Proteger el cargador de arranque
Incluso antes de que se haya iniciado el sistema operativo, GRUB permite el acceso a los sistemas de archivos. Los usuarios sin permisos de administrador pueden acceder a los ficheros del sistema Linux a los que no podrían acceder una vez se hubiera iniciado el sistema. Para impedir este tipo de acceso o para evitar que los usuarios inicien otros sistemas operativos se puede añadir una contraseña a GRUB.
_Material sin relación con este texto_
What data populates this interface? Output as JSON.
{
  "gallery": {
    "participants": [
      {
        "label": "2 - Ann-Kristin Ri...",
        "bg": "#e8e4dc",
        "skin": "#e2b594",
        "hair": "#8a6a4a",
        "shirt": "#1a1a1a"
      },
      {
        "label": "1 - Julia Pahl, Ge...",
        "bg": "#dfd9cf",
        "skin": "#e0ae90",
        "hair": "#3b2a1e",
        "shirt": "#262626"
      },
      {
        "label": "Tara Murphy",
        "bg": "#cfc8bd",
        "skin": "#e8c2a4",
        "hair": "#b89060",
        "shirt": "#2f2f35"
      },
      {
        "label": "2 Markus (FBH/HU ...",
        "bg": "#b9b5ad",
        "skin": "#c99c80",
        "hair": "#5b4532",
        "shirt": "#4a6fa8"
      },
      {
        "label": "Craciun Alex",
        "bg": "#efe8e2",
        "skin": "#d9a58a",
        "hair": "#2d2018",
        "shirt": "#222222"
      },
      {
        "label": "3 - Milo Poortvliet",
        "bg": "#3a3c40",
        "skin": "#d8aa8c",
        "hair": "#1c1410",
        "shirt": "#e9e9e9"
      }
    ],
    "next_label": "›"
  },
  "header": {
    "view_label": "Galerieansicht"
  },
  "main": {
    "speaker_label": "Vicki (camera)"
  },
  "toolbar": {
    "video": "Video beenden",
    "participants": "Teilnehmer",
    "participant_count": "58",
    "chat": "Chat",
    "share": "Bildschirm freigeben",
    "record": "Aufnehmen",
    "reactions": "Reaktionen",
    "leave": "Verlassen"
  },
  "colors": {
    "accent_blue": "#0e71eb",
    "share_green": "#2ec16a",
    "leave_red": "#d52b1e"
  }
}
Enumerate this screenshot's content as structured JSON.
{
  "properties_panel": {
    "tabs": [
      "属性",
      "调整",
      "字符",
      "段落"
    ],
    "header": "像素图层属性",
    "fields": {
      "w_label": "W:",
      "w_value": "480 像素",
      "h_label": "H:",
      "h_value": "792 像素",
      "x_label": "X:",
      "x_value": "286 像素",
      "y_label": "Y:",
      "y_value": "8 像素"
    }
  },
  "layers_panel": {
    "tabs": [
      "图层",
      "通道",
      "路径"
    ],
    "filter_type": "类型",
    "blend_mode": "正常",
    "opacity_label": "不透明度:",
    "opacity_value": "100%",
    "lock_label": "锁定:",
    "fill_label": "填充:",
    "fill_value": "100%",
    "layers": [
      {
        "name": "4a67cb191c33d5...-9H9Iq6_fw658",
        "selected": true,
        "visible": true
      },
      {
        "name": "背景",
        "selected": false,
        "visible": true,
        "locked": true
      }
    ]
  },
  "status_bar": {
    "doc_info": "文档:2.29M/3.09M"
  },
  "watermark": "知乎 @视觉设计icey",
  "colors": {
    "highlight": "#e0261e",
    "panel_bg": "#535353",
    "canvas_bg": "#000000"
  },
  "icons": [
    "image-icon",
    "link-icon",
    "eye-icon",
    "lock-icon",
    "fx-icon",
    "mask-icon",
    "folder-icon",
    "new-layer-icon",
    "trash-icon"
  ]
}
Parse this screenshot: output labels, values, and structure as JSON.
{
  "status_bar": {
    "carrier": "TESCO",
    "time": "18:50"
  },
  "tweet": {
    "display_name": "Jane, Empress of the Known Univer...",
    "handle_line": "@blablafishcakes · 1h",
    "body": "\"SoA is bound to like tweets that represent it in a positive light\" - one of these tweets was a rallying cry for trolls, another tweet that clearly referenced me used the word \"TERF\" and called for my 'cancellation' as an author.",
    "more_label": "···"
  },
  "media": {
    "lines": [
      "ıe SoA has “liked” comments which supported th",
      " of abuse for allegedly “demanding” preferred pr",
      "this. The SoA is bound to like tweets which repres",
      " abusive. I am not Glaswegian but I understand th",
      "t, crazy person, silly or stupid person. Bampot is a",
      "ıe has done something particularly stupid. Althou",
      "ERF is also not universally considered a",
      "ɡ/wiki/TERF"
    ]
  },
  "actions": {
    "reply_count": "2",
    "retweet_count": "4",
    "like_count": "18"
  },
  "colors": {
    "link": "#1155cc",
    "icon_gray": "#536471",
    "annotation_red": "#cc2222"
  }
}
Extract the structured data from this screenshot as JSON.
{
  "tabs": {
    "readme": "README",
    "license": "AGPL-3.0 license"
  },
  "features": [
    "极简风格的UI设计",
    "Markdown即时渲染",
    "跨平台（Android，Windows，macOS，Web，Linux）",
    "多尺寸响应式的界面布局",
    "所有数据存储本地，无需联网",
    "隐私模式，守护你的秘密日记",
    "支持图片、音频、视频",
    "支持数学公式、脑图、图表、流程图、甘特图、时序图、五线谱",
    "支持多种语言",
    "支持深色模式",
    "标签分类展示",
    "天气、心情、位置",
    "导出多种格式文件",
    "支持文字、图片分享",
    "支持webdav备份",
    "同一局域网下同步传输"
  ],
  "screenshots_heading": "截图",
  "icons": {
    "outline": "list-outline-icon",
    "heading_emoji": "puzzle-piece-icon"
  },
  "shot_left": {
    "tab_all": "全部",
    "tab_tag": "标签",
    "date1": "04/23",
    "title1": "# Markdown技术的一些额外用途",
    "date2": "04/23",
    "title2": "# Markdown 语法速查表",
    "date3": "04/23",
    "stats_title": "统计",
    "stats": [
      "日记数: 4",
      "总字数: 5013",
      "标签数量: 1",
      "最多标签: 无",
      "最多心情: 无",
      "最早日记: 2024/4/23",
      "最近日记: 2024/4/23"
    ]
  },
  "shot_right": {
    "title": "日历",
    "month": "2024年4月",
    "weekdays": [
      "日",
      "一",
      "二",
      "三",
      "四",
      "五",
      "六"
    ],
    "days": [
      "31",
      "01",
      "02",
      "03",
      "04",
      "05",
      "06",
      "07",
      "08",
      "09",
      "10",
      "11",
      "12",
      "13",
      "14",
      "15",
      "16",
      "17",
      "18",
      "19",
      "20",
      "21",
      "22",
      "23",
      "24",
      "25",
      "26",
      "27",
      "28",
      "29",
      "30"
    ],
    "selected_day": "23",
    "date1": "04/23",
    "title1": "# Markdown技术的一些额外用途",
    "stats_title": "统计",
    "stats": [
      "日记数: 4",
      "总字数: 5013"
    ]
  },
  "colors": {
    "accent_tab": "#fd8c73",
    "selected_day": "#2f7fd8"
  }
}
Al introducir contraseñas no se muestra ningún carácter por motivos de seguridad. Además, las contraseñas siempre se piden dos veces para confirmar que la escribió correctamente. |
Ejecute una terminal (consola) para realizar las operaciones que se indican a continuación e inicie una sesión como administrador con la orden
su -
Al hacerlo se le pedirá que introduzca la contraseña de administrador. Los pasos a seguir son distintos si se está utilizando GRUB legacy que si se está usando GRUB2. Este último se usa por defecto a partir de la versión 12.2 de openSUSE.
GRUB2
Ejecute el comando
grub2-mkpasswd-pbkdf2
Introduzca la contraseña y vuelva a hacerlo para confirmar que la ha escrito bien.
Enter password:
Reenter password:
Como resultado obtendrá la contraseña.
PBKDF2 hash of your password is grub.pbkdf2.sha512.10000.EAC91CFB569AC8245C13794653FD6DC3C470E9243AB439AA1728FB3842FB4EB
Ahora hay que añadir el usuario y la contraseña cifrada al archivo /etc/grub.d/40_custom. Ejecute el editor con la orden
joe /etc/grub.d/40_custom
y añada lo siguiente
set superusers="root"
password_pbkdf2 root grub.pbkdf2.sha512.10000.EAC91CFB569AC8245C13794653FD6DC3C470E9243AB439AA1728FB3842FB4EB
Por último, ejecutamos el siguiente comando para guardar los cambios
grub2-mkconfig -o /boot/grub2/grub.cfg
GRUB legacy
Ejecute el comando
grub-md5-crypt
e introduzca la clave que quiere para GRUB:
Password: Retype password:
Obtendrá como resultado la contraseña cifrada.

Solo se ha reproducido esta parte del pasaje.